Just like the spousal syndrome it's named after, this disorder is characterized by the inability to see anything but love in the actions of the abuser. Every hit is the victim's fault as this is the only rationalization to keep the image of someone who is loving alive.
And so it is with the believer. No matter what terrible event happens in their life they can't see their god as anything but a loving father. He never gets any of the blame. It's either a lack of faith, too much sin or perhaps not enough praise that day.
Suppose a believer's child was murdered. Can she conceptualize her god idly watching as the event took place, doing absolutely nothing? Yes, but it was for a reason. Her god still loves her, of course -- that's what she been programmed to believe. She'll probably come up with the standard answer designed to preserve the love like "god works in mysterious ways," "it was for the greater good," or "god wanted him in heaven."

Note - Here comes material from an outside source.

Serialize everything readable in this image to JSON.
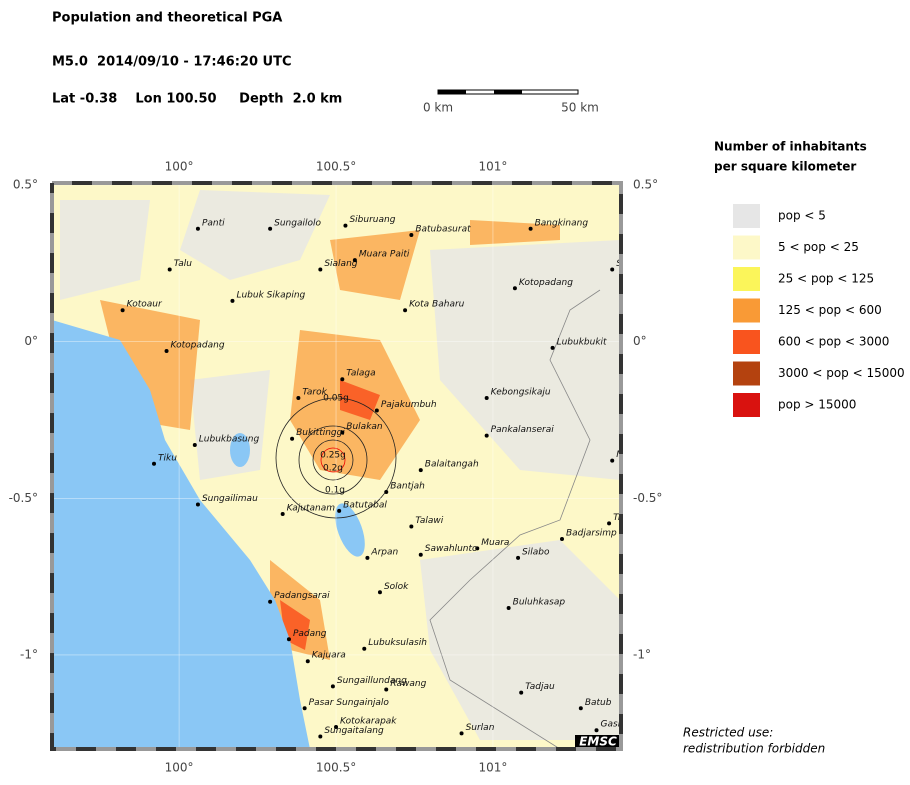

All these answers skirt the real issue, though. To see how one need only exchange the deity in the equation with a person. What if a police officer sat and watched silently as a child was murdered even though he had the power to stop it? Oh, the rules are different now, aren't they? Why, though? Different programming, basically.
People are programmed to see police officers as people who have to help and should even risk their lives saving people. If one of them doesn't help, they're not doing their job and they become just as bad as a criminal. They are neglecting their duties to the people.
Gods and goddesses, on the other hand, whose "actions" are based on the hit and miss randomness of chance events, are expected to not do anything in many situations. These beings are also endowed by their creators, us, with great magical powers and control our destiny in the afterlives we made up. Add to this equation the endless stream of loving propaganda that is shot into the believer's brain and the resulting mix of expectation of inaction, fear and love combine to make a powerful formula able to transform an abuser into an angel.
Atheism frees a person from this madness. Instead of wondering why some invisible cloud father would allow or cause something to happen, we take it as it is: reality. Why did it happen? We look to real causes. Why was her son murdered? Look at the the murderer himself. Look at the events in his life that led up to the event. Where were the police? Could a stronger police presence have thwarted this? Look at the safety precautions the mother in this story could have taken in order to prevent this tragedy. Look at what the boy himself could have done to avoid such a situation in the first place.
By thinking critically, instead of superstitiously, we affect the real world in a positive way. We can come up with real solutions instead of asking for divine intervention that never arrives. It is only us who can save ourselves.